Dr Long said that one in five self-proclaimed light drinkers were actually binge-drinkers and that half of moderate drinkers were too.
And the true reality is probably a lot worse.
Dr Long said the research was a “very serious underestimate” of the problem.
She said Revenue figures on the amount of alcohol each person consumes is a lot higher than the HRB research would suggest.
She said the survey suggests that what respondents told them only represents about 40% of their actual consumption.
Dr Long said this was a very common phenomenon, particularly in countries with a high proportion of harmful drinkers.
All of this means, according to Dr Long, that there needs to be a particular focus on the bulk of drinkers: Those who consider themselves to be normal users.
“Light and moderate drinkers that binge-drink, that’s where we need serious emphasis,” she said. “These people aren’t dependent, but they are drinking in a very harmful manner. This will have, and is already having, knock-on effects, on their health and they don’t realise it.
“You don’t know if you are developing liver problems until you develop the symptoms and that can take a few years.”
Harmful drinking is now the “norm” in Ireland, she said.
Joe Barry, a public health expert at Trinity College, agreed and said there seemed to be a “national denial” among drinkers and the country generally.
“It [the research] debunks the myth from the alcohol industry that the vast majority of Irish people drink sensibly or responsibly,” said Prof Barry.

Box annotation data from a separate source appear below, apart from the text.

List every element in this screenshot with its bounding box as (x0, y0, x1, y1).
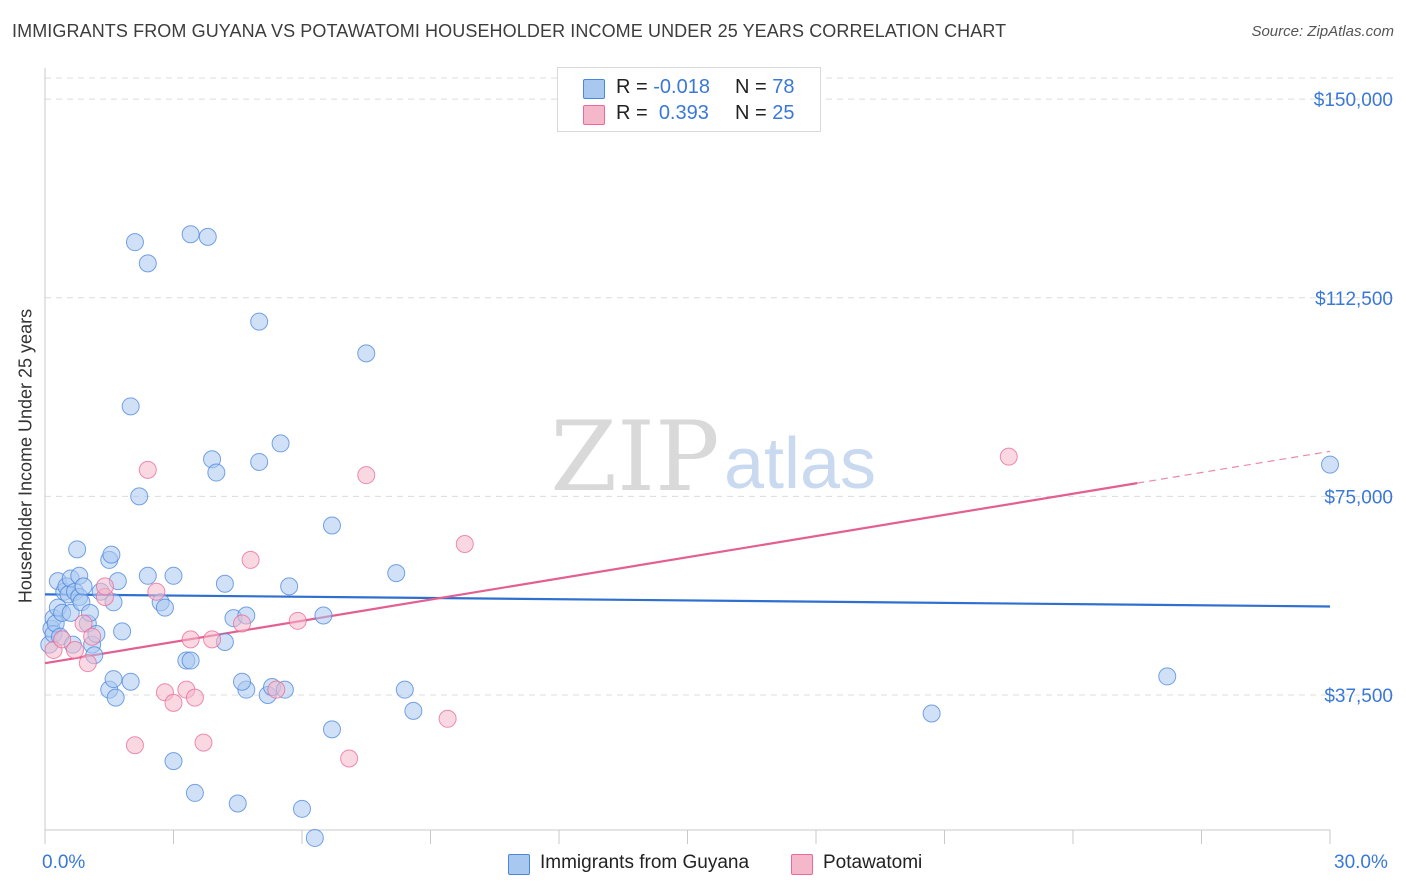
data-point-guyana (185, 783, 204, 802)
data-point-guyana (280, 577, 299, 596)
y-tick-label: $150,000 (1314, 90, 1393, 111)
data-point-guyana (250, 452, 269, 471)
data-point-guyana (138, 566, 157, 585)
data-point-potawatomi (455, 535, 474, 554)
data-point-guyana (250, 312, 269, 331)
data-point-potawatomi (438, 709, 457, 728)
legend-swatch-guyana-bottom (508, 854, 530, 875)
data-point-potawatomi (185, 688, 204, 707)
stats-legend-row-potawatomi: R = 0.393 N = 25 (558, 101, 820, 127)
data-point-guyana (121, 672, 140, 691)
trend-line-guyana (44, 593, 1331, 608)
data-point-guyana (357, 344, 376, 363)
y-tick-label: $112,500 (1315, 289, 1393, 310)
watermark: ZIP atlas (550, 401, 876, 513)
y-tick-labels: $37,500 $75,000 $112,500 $150,000 (1314, 90, 1393, 707)
data-point-guyana (138, 254, 157, 273)
trend-lines (44, 450, 1331, 665)
data-point-guyana (922, 704, 941, 723)
legend-item-guyana: Immigrants from Guyana (508, 852, 768, 876)
data-point-guyana (164, 566, 183, 585)
y-tick-label: $37,500 (1324, 686, 1393, 707)
data-point-guyana (102, 545, 121, 564)
data-point-guyana (305, 828, 324, 847)
data-point-guyana (271, 434, 290, 453)
y-tick-label: $75,000 (1324, 487, 1393, 508)
data-point-guyana (164, 752, 183, 771)
watermark-zip: ZIP (550, 401, 719, 513)
data-point-guyana (181, 225, 200, 244)
data-point-guyana (293, 799, 311, 818)
chart-title: IMMIGRANTS FROM GUYANA VS POTAWATOMI HOU… (12, 21, 1007, 41)
data-point-potawatomi (181, 630, 200, 649)
legend-swatch-potawatomi-bottom (791, 854, 813, 875)
data-point-guyana (215, 574, 234, 593)
chart-source: Source: ZipAtlas.com (1251, 23, 1394, 40)
data-point-potawatomi (78, 654, 97, 673)
data-point-potawatomi (95, 577, 114, 596)
data-point-potawatomi (233, 614, 252, 633)
data-points (40, 225, 1339, 847)
data-point-guyana (155, 598, 174, 617)
data-point-guyana (395, 680, 414, 699)
legend-swatch-potawatomi (583, 105, 605, 125)
data-point-guyana (68, 540, 87, 559)
watermark-atlas: atlas (724, 424, 876, 504)
data-point-guyana (61, 603, 80, 622)
data-point-potawatomi (65, 640, 84, 659)
r-value-guyana: R = -0.018 (616, 76, 710, 98)
data-point-guyana (322, 516, 341, 535)
data-point-potawatomi (241, 550, 260, 569)
legend-item-potawatomi: Potawatomi (791, 852, 941, 876)
data-point-guyana (404, 701, 423, 720)
data-point-guyana (207, 463, 226, 482)
trend-line-potawatomi (44, 482, 1138, 665)
data-point-guyana (1321, 455, 1339, 474)
x-tick-min: 0.0% (42, 852, 86, 873)
data-point-guyana (314, 606, 333, 625)
r-value-potawatomi: R = 0.393 (616, 102, 709, 124)
data-point-guyana (113, 622, 132, 641)
data-point-potawatomi (125, 736, 144, 755)
data-point-potawatomi (288, 611, 307, 630)
data-point-potawatomi (147, 582, 166, 601)
data-point-potawatomi (999, 447, 1018, 466)
data-point-guyana (106, 688, 125, 707)
data-point-guyana (1158, 667, 1177, 686)
data-point-guyana (181, 651, 200, 670)
stats-legend: R = -0.018 N = 78 R = 0.393 N = 25 (557, 67, 821, 132)
data-point-guyana (228, 794, 247, 813)
legend-label-guyana: Immigrants from Guyana (540, 852, 750, 873)
data-point-guyana (322, 720, 341, 739)
data-point-guyana (233, 672, 252, 691)
n-value-potawatomi: N = 25 (735, 102, 795, 124)
data-point-potawatomi (53, 630, 72, 649)
data-point-guyana (74, 577, 93, 596)
data-point-potawatomi (357, 466, 376, 485)
legend-swatch-guyana (583, 79, 605, 99)
data-point-potawatomi (138, 460, 157, 479)
y-axis-label: Householder Income Under 25 years (15, 308, 36, 604)
gridlines (45, 77, 1395, 696)
trend-line-potawatomi-extension (1137, 450, 1331, 484)
data-point-guyana (104, 670, 123, 689)
data-point-potawatomi (340, 749, 359, 768)
data-point-guyana (198, 227, 217, 246)
data-point-guyana (121, 397, 140, 416)
data-point-potawatomi (203, 630, 222, 649)
data-point-potawatomi (267, 680, 286, 699)
n-value-guyana: N = 78 (735, 76, 795, 98)
data-point-potawatomi (194, 733, 213, 752)
data-point-potawatomi (83, 627, 102, 646)
axes (44, 68, 1331, 844)
data-point-guyana (130, 487, 149, 506)
data-point-guyana (387, 564, 406, 583)
stats-legend-row-guyana: R = -0.018 N = 78 (558, 75, 820, 101)
legend-label-potawatomi: Potawatomi (823, 852, 923, 873)
data-point-potawatomi (164, 693, 183, 712)
data-point-guyana (125, 233, 144, 252)
x-tick-max: 30.0% (1334, 852, 1388, 873)
data-point-potawatomi (74, 614, 93, 633)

However, the industry believes the definition of binge-drinking “does not help those most at risk”.
The Alcohol Beverage Federation of Ireland pointed out that consumption of alcohol per capita has fallen by 25% since 2001.
Prof Barry said the time has come for the Government to act. Dr Long believes the Government “has begun to take alcohol seriously”.
What that means for the vast bulk of ‘normal’ drinkers remains to be seen.